Tuesday, September 16, 2008

Picture

Man a year sure flies fast.

Looking at it (the picture), I can feel the slightly rough but very comforting texture of the white cotton thermal blanket that covered the disgusting black couch that was left in her house in Pennsylvania when she first bought it.--It was our house. But it was her house. She loved it so much...being there is like breathing her in because she put everything into it. Now; well, now it's my house.--There's a giant black pillow behind her. Curled up like a princess-dragon, Softy smiles out at me from the corner of the couch, her green eyes glowing with the flash of the camera. I know what it's like to rest my head on her soft furry body, like she's a pillow, the way Momma (wow, it really hurts to write that word; I don't know if it has to do with the fact that "For Good" and "Defying Gravity" have been blasting into my heart for the past 15 minutes) is laying. Her light gray turtleneck, which is scrunched up all over but still fits her healthy body well, allows me to make the mental note that it must be winter. Momma's salt-n-pepper hair sort of blends in with Softy's at its darkest. Both of them are smiling back at me with the most contented, pleasant smiles I can possibly remember ever having witnessed. Her face looks soft, full, and clear, and her eyes, though not unusually large or particularly magestic, bare into mine and make me feel so happy.

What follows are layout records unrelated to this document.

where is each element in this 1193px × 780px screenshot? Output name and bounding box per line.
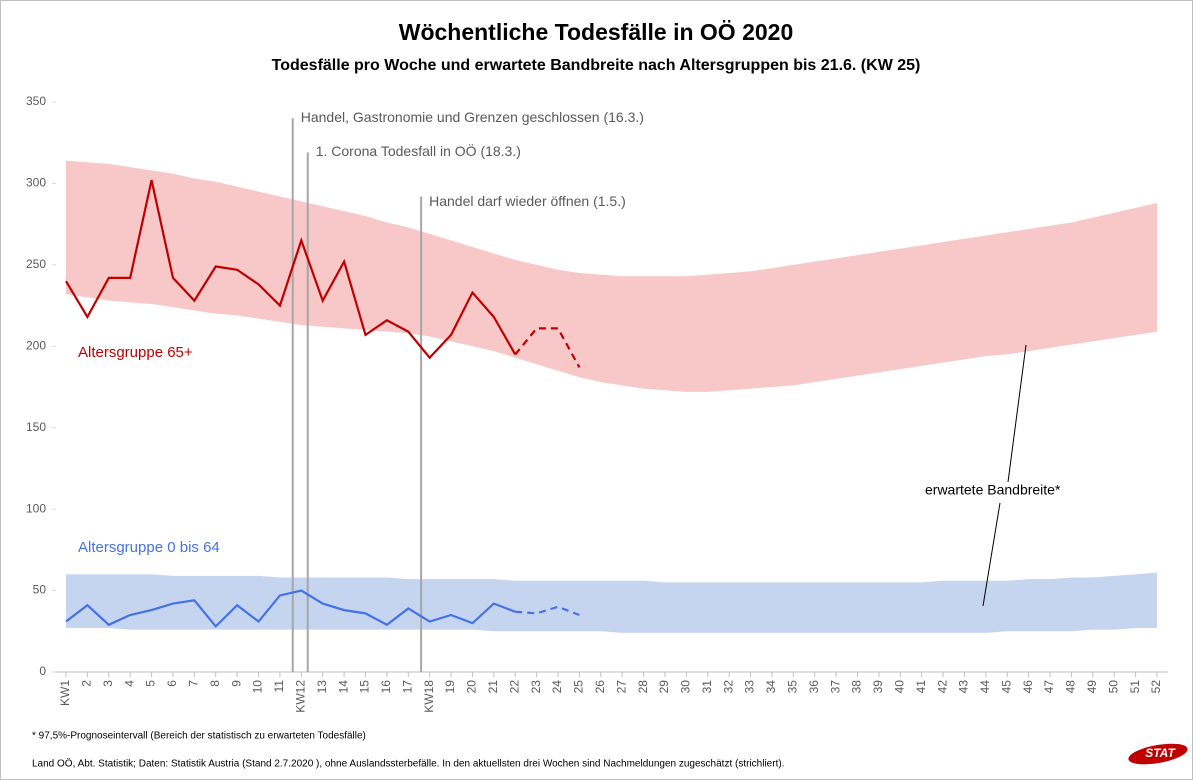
x-tick-label: 32 bbox=[721, 680, 735, 694]
x-tick-label: 19 bbox=[443, 680, 457, 694]
band-annotation: erwartete Bandbreite* bbox=[925, 482, 1061, 498]
source: Land OÖ, Abt. Statistik; Daten: Statisti… bbox=[32, 758, 784, 770]
x-tick-label: 29 bbox=[657, 680, 671, 694]
line bbox=[514, 327, 581, 368]
x-tick-label: 6 bbox=[165, 680, 179, 687]
x-tick-label: KW1 bbox=[58, 680, 72, 706]
x-tick-label: 42 bbox=[935, 680, 949, 694]
logo: STAT bbox=[1145, 746, 1176, 760]
event-label: Handel, Gastronomie und Grenzen geschlos… bbox=[301, 109, 644, 125]
x-tick-label: 40 bbox=[892, 680, 906, 694]
y-tick-label: 250 bbox=[26, 257, 46, 271]
y-tick-label: 0 bbox=[39, 664, 46, 678]
chart-title: Wöchentliche Todesfälle in OÖ 2020 bbox=[399, 19, 794, 45]
x-tick-label: 15 bbox=[358, 680, 372, 694]
band bbox=[66, 160, 1157, 392]
x-tick-label: 20 bbox=[465, 680, 479, 694]
x-tick-label: 34 bbox=[764, 680, 778, 694]
event-label: 1. Corona Todesfall in OÖ (18.3.) bbox=[316, 142, 521, 159]
y-tick-label: 150 bbox=[26, 420, 46, 434]
x-tick-label: 35 bbox=[786, 680, 800, 694]
series-label: Altersgruppe 65+ bbox=[78, 344, 193, 361]
x-tick-label: 28 bbox=[636, 680, 650, 694]
x-tick-label: 23 bbox=[529, 680, 543, 694]
x-tick-label: 21 bbox=[486, 680, 500, 694]
x-tick-label: 27 bbox=[614, 680, 628, 694]
x-tick-label: 25 bbox=[572, 680, 586, 694]
x-tick-label: 45 bbox=[999, 680, 1013, 694]
y-tick-label: 50 bbox=[33, 583, 47, 597]
x-tick-label: 33 bbox=[743, 680, 757, 694]
x-tick-label: 36 bbox=[807, 680, 821, 694]
x-tick-label: 30 bbox=[679, 680, 693, 694]
x-tick-label: 8 bbox=[208, 680, 222, 687]
y-tick-label: 300 bbox=[26, 176, 46, 190]
x-tick-label: 48 bbox=[1064, 680, 1078, 694]
line bbox=[65, 589, 516, 629]
pointer-line bbox=[982, 502, 1001, 607]
x-tick-label: 3 bbox=[101, 680, 115, 687]
x-tick-label: 43 bbox=[957, 680, 971, 694]
footnote: * 97,5%-Prognoseintervall (Bereich der s… bbox=[32, 731, 366, 742]
x-tick-label: 51 bbox=[1128, 680, 1142, 694]
pointer-line bbox=[1007, 344, 1027, 483]
x-tick-label: 7 bbox=[187, 680, 201, 687]
event-label: Handel darf wieder öffnen (1.5.) bbox=[429, 193, 626, 209]
y-tick-label: 100 bbox=[26, 501, 46, 515]
x-tick-label: 39 bbox=[871, 680, 885, 694]
x-tick-label: 11 bbox=[272, 680, 286, 693]
band bbox=[66, 572, 1157, 633]
x-tick-label: 26 bbox=[593, 680, 607, 694]
x-tick-label: 37 bbox=[828, 680, 842, 694]
chart-subtitle: Todesfälle pro Woche und erwartete Bandb… bbox=[272, 57, 921, 74]
x-tick-label: 46 bbox=[1021, 680, 1035, 694]
line bbox=[65, 179, 517, 360]
logo-shape bbox=[1128, 743, 1188, 765]
series-label: Altersgruppe 0 bis 64 bbox=[78, 539, 220, 556]
x-tick-label: 13 bbox=[315, 680, 329, 694]
x-tick-label: 47 bbox=[1042, 680, 1056, 694]
x-tick-label: 50 bbox=[1106, 680, 1120, 694]
x-tick-label: 52 bbox=[1149, 680, 1163, 694]
x-tick-label: 31 bbox=[700, 680, 714, 694]
x-tick-label: 4 bbox=[122, 680, 136, 687]
x-tick-label: 17 bbox=[400, 680, 414, 694]
x-tick-label: 5 bbox=[144, 680, 158, 687]
x-tick-label: 24 bbox=[550, 680, 564, 694]
x-tick-label: 22 bbox=[507, 680, 521, 694]
x-tick-label: KW12 bbox=[293, 680, 307, 713]
x-tick-label: 44 bbox=[978, 680, 992, 694]
x-tick-label: 10 bbox=[251, 680, 265, 694]
x-tick-label: KW18 bbox=[422, 680, 436, 713]
x-tick-label: 16 bbox=[379, 680, 393, 694]
x-tick-label: 9 bbox=[229, 680, 243, 687]
x-tick-label: 41 bbox=[914, 680, 928, 694]
x-tick-label: 14 bbox=[336, 680, 350, 694]
x-tick-label: 2 bbox=[80, 680, 94, 687]
x-tick-label: 49 bbox=[1085, 680, 1099, 694]
y-tick-label: 200 bbox=[26, 338, 46, 352]
x-tick-label: 38 bbox=[850, 680, 864, 694]
y-tick-label: 350 bbox=[26, 94, 46, 108]
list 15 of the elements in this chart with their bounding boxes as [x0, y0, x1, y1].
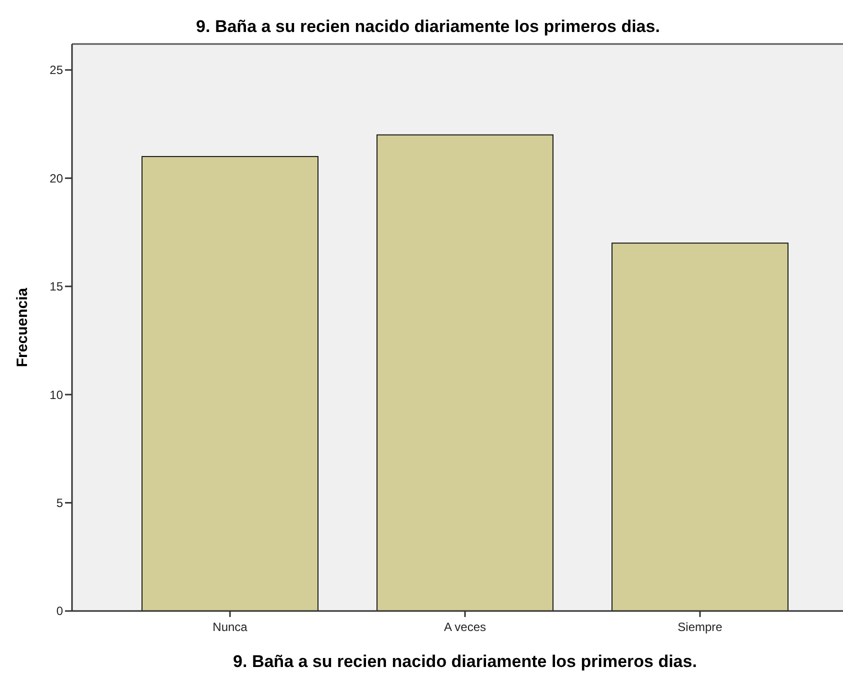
bar	[142, 156, 318, 612]
x-tick-label: Siempre	[678, 620, 723, 634]
y-tick-label: 25	[50, 63, 64, 78]
y-tick-label: 5	[56, 496, 64, 510]
y-tick-label: 20	[50, 171, 64, 186]
y-tick-label: 0	[56, 604, 64, 618]
y-tick-label: 10	[50, 388, 64, 402]
x-axis-title: 9. Baña a su recien nacido diariamente los primeros dias.	[233, 652, 697, 671]
bar	[612, 242, 788, 612]
y-tick-label: 15	[50, 280, 64, 294]
x-tick-label: A veces	[444, 620, 486, 634]
x-tick-label: Nunca	[212, 620, 248, 634]
y-axis-title: Frecuencia	[14, 287, 31, 368]
bar	[376, 134, 554, 612]
chart-title: 9. Baña a su recien nacido diariamente los primeros dias.	[196, 17, 660, 36]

Listening to "Defying Gravity" in the context of my mother is...different. Incredible, and so empowering. She really did, didn't she? She trusted her instincts, lept, and seemingly was through accepting limits 'cause someone else they were so. I just knew her as this...perfect, intelligent, incredibly powerful and amazing woman...Momma. But there's an entire past there, that I never really got a grasp on. I'm not sure I want to. She was too proud, and, as I see it, had every right to be. I don't mean to idealize her, or idolize her, but I suppose that's the general thought pattern I've got going here right now.

I used to have a message she left me on my voicemail. Her "Oochkie BahBah Boochkie" thing. I believe it said something like "Oochkie bahbah boochkie, Momma call daughter, daughter no answer. Daughter call when she has time. Momma love daughter." The one I ended up saving was her explaination of why she couldn't come to parent's weeekend; the other one got deleted by accident.

There's no point to this really; no moral or anything. And I've run out of time. But I suppose the point is that in 10 months this is the first time I can really write about it or share it with people. Of course, it still makes very little direct mention of emotion, compared to what I used to write, but it's the first step.